Day, whose career has been built on the gaming world through web series like The Guild and her channel Geek & Sundry, acknowledged the deep fear she felt in writing about the movement that's sent women literally into hiding. "Why have I remained mostly silent?" she wrote. "Self-protection and fear."

I have been terrified of inviting a deluge of abusive and condescending tweets into my timeline. I did one simple @ reply to one of the main victims several weeks back, and got a flood of things I simply couldn’t stand to read directed at me. I had to log offline for a few days until it went away. I have tried to retweet a few of the articles I’ve seen dissecting the issue in support, but personally I am terrified to be doxxed for even typing the words “Gamer Gate”. I have had stalkers and restraining orders issued in the past, I have had people show up on my doorstep when my personal information was HARD to get. To have my location revealed to the world would give a entry point for a few mentally ill people who have fixated on me, and allow them to show up and make good on the kind of threats I’ve received that make me paranoid to walk around a convention alone.
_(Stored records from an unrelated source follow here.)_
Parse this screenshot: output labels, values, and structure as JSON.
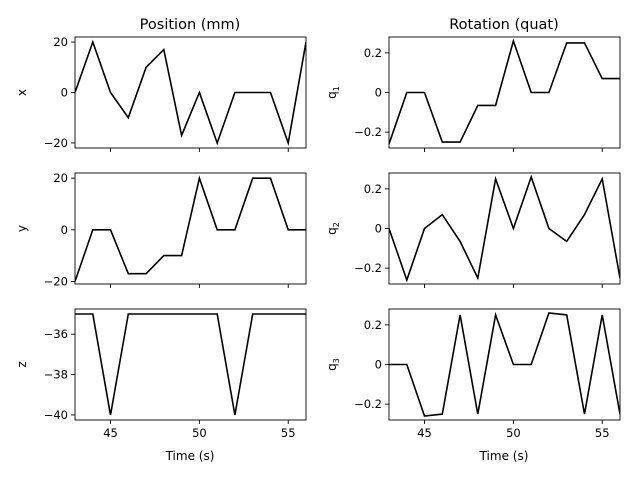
{
  "figure": {
    "col_titles": [
      "Position (mm)",
      "Rotation (quat)"
    ],
    "xlabel": "Time (s)"
  },
  "colors": {
    "line": "#000000",
    "axes": "#000000",
    "background": "#ffffff"
  },
  "chart_data": [
    {
      "type": "line",
      "ylabel": "x",
      "xlim": [
        43,
        56
      ],
      "ylim": [
        -22,
        22
      ],
      "xticks": [
        45,
        50,
        55
      ],
      "yticks": [
        -20,
        0,
        20
      ],
      "x": [
        43,
        44,
        45,
        46,
        47,
        48,
        49,
        50,
        51,
        52,
        53,
        54,
        55,
        56
      ],
      "values": [
        0,
        20,
        0,
        -10,
        10,
        17,
        -17,
        0,
        -20,
        0,
        0,
        0,
        -20,
        20
      ]
    },
    {
      "type": "line",
      "ylabel": "y",
      "xlim": [
        43,
        56
      ],
      "ylim": [
        -21,
        22
      ],
      "xticks": [
        45,
        50,
        55
      ],
      "yticks": [
        -20,
        0,
        20
      ],
      "x": [
        43,
        44,
        45,
        46,
        47,
        48,
        49,
        50,
        51,
        52,
        53,
        54,
        55,
        56
      ],
      "values": [
        -20,
        0,
        0,
        -17,
        -17,
        -10,
        -10,
        20,
        0,
        0,
        20,
        20,
        0,
        0
      ]
    },
    {
      "type": "line",
      "ylabel": "z",
      "xlim": [
        43,
        56
      ],
      "ylim": [
        -40.25,
        -34.75
      ],
      "xticks": [
        45,
        50,
        55
      ],
      "yticks": [
        -40,
        -38,
        -36
      ],
      "x": [
        43,
        44,
        45,
        46,
        47,
        48,
        49,
        50,
        51,
        52,
        53,
        54,
        55,
        56
      ],
      "values": [
        -35,
        -35,
        -40,
        -35,
        -35,
        -35,
        -35,
        -35,
        -35,
        -40,
        -35,
        -35,
        -35,
        -35
      ]
    },
    {
      "type": "line",
      "ylabel": "q",
      "ylabel_sub": "1",
      "xlim": [
        43,
        56
      ],
      "ylim": [
        -0.28,
        0.28
      ],
      "xticks": [
        45,
        50,
        55
      ],
      "yticks": [
        -0.2,
        0.0,
        0.2
      ],
      "x": [
        43,
        44,
        45,
        46,
        47,
        48,
        49,
        50,
        51,
        52,
        53,
        54,
        55,
        56
      ],
      "values": [
        -0.26,
        0.0,
        0.0,
        -0.25,
        -0.25,
        -0.065,
        -0.065,
        0.26,
        0.0,
        0.0,
        0.25,
        0.25,
        0.07,
        0.07
      ]
    },
    {
      "type": "line",
      "ylabel": "q",
      "ylabel_sub": "2",
      "xlim": [
        43,
        56
      ],
      "ylim": [
        -0.28,
        0.28
      ],
      "xticks": [
        45,
        50,
        55
      ],
      "yticks": [
        -0.2,
        0.0,
        0.2
      ],
      "x": [
        43,
        44,
        45,
        46,
        47,
        48,
        49,
        50,
        51,
        52,
        53,
        54,
        55,
        56
      ],
      "values": [
        0.0,
        -0.26,
        0.0,
        0.07,
        -0.065,
        -0.25,
        0.25,
        0.0,
        0.26,
        0.0,
        -0.065,
        0.07,
        0.25,
        -0.25
      ]
    },
    {
      "type": "line",
      "ylabel": "q",
      "ylabel_sub": "3",
      "xlim": [
        43,
        56
      ],
      "ylim": [
        -0.28,
        0.28
      ],
      "xticks": [
        45,
        50,
        55
      ],
      "yticks": [
        -0.2,
        0.0,
        0.2
      ],
      "x": [
        43,
        44,
        45,
        46,
        47,
        48,
        49,
        50,
        51,
        52,
        53,
        54,
        55,
        56
      ],
      "values": [
        0.0,
        0.0,
        -0.26,
        -0.25,
        0.25,
        -0.25,
        0.25,
        0.0,
        0.0,
        0.26,
        0.25,
        -0.25,
        0.25,
        -0.25
      ]
    }
  ]
}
I haven’t been able to stomach the risk of being afraid to get out of my car in my own driveway because I’ve expressed an opinion that someone on the Internet didn’t agree with.

HOW SICK IS THAT?

And when she posted it, exactly what she feared happened.

As The Mary Sue points out, this is still mainly happening to women:

GamerGate is still claiming to be a movement rooted in the fight for journalistic ethics, but here's the thing: It's lost its ability to ever really be about that at this point. Everything is too far gone. Too many women have been hurt and violated, too much has been laid raw about the dynamics of the community from which GamerGate crawled. There's no diverting it to being about anything but that. Too much has happened.

In the words of on salient tumblr, f*ck this sh*t.